Sabemos perfeitamente como funciona a vida e que precisamos saber esperar o que não temos controle. Mesmo as flores esperam sua hora de desabrochar.

E pra vida não queremos esperar. Queremos desejar e no minuto seguinte ver o resultado, como se não fosse preciso a maturação dos nossos desejos. Trazemos para nós, antecipadamente e muitas vezes inutilmente, doenças físicas e espirituais.

Muitas vezes pegamos um atalho e chegamos mais rápido, mas com isso perdemos muito da beleza do caminho. Chegamos mais cedo sim, mas de certa forma alguma coisa ficou faltando. Não é assim com as crianças e adolescentes que vivem cedo demais a vida adulta?

Se colhemos uma flor em botão, impedimos a ela e a nós a sua plenitude.

Mas que é difícil ser paciente, isso é! Há horas em que queremos pegar o relógio do tempo e girar os ponteiros com nossas mãos para que o dia seguinte chegue logo; queremos dormir muito para não ver as horas se desfilando graciosamente diante dos nossos olhos; queremos pensar em outras coisas, mas não conseguimos.

Sacrificamos, dessa forma, nosso presente, por um futuro desconhecido, que nem sempre será de acordo com o que pensamos.

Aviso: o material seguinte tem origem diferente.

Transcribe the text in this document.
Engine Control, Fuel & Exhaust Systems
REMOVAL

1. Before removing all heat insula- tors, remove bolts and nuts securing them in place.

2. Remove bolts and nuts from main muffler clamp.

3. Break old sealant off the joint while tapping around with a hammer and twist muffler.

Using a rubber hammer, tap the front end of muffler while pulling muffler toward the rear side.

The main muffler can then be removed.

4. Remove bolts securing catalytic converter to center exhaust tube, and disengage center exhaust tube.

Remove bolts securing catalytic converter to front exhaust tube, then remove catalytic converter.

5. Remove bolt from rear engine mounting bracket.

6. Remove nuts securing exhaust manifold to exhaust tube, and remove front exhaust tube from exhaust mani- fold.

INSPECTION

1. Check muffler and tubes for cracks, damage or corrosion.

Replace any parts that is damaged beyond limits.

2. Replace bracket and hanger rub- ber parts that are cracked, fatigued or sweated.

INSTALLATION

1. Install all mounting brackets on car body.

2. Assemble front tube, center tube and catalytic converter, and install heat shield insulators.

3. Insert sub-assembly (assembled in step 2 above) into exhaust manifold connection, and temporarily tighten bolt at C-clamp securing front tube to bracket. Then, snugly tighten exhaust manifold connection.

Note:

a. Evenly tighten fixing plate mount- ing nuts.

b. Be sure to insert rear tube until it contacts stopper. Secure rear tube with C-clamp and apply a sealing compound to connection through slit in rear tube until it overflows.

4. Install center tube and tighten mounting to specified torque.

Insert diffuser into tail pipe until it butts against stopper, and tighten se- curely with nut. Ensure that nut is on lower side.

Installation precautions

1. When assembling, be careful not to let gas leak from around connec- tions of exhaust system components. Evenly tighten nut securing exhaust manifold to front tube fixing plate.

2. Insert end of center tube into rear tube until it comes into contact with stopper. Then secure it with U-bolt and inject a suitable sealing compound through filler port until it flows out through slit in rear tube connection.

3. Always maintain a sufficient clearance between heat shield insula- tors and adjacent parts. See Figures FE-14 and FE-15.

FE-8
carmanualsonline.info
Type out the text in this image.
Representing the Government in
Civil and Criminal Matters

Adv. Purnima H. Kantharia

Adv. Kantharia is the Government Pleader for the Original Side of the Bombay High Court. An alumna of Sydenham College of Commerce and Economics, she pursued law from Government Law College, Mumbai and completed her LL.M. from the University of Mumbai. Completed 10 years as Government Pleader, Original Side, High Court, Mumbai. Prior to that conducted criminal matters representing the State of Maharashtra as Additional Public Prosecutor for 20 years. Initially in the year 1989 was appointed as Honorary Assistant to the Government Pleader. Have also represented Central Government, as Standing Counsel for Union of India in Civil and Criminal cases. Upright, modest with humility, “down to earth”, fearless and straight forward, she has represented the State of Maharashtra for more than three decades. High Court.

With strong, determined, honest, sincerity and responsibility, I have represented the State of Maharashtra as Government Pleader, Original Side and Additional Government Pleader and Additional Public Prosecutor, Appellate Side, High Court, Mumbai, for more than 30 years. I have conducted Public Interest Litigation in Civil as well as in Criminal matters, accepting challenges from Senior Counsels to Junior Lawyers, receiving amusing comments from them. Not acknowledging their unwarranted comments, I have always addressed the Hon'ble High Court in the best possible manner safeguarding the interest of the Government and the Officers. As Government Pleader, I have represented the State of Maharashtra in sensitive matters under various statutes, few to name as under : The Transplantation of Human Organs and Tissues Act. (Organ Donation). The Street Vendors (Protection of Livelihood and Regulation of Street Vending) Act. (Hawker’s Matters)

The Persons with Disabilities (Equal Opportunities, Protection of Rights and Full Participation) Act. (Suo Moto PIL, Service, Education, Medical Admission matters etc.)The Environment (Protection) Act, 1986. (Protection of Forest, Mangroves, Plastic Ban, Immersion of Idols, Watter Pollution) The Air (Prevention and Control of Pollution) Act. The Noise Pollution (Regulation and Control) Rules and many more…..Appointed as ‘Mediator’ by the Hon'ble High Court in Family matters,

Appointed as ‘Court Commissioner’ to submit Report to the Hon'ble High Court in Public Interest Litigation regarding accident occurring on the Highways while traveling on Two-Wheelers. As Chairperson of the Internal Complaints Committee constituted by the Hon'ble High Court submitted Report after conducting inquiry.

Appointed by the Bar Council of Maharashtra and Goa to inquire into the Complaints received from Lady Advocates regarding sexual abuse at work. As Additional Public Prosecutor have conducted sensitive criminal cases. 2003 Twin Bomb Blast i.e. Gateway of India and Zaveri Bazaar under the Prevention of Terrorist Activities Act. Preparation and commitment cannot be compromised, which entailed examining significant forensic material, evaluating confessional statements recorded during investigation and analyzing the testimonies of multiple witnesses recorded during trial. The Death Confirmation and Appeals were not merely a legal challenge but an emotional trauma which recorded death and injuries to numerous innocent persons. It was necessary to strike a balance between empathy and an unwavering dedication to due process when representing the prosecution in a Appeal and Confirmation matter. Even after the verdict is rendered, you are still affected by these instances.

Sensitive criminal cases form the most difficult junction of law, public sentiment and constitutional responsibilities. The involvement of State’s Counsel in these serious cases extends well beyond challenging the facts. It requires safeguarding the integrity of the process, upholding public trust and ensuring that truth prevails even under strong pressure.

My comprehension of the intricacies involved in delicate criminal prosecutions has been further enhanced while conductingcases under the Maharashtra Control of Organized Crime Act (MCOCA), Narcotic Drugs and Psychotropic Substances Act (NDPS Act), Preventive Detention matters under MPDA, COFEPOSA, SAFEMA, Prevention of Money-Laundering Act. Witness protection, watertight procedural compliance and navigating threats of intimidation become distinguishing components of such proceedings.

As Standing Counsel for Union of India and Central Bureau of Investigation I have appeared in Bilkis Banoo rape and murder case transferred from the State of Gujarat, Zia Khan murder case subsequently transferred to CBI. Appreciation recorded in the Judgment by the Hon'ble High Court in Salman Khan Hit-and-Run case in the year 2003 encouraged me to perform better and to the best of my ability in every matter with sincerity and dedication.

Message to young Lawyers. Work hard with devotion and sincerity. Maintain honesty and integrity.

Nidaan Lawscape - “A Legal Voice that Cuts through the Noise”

Pessoas que esperam por um dia feliz jogam fora a felicidade do presente com a ansiedade do amanhã.

Pior é quando esperamos pelo resultado de um exame com probabilidades negativas. Aí então, nosso hoje fica realmente perdido. Choramos antes, temos dores de cabeça antes, não dormimos antes... o presente torna-se não somente inútil, mas quase insuportável. Não temos, infelizmente, essa capacidade gloriosa de nos dizer: "deixa para eu sofrer para quando souber do resultado definitivo e se não for o que se espera, não sofri por nada."

Se há um tempo para todas as coisas, deixemos então que cada coisa chegue na sua vez. Vamos abraçando-as uma a uma à medida que chegam até nós, vivendo o minuto presente que é a graça diária que Deus nos oferece.

Aprender a paciência é uma arte, provavelmente a mais difícil de todas. Ela exige muito de nós, exige autocontrole, exige determinação.

Viva o hoje! Viva a hora de agora! O amanhã pode tanto esperar por você quanto você esperar por ele.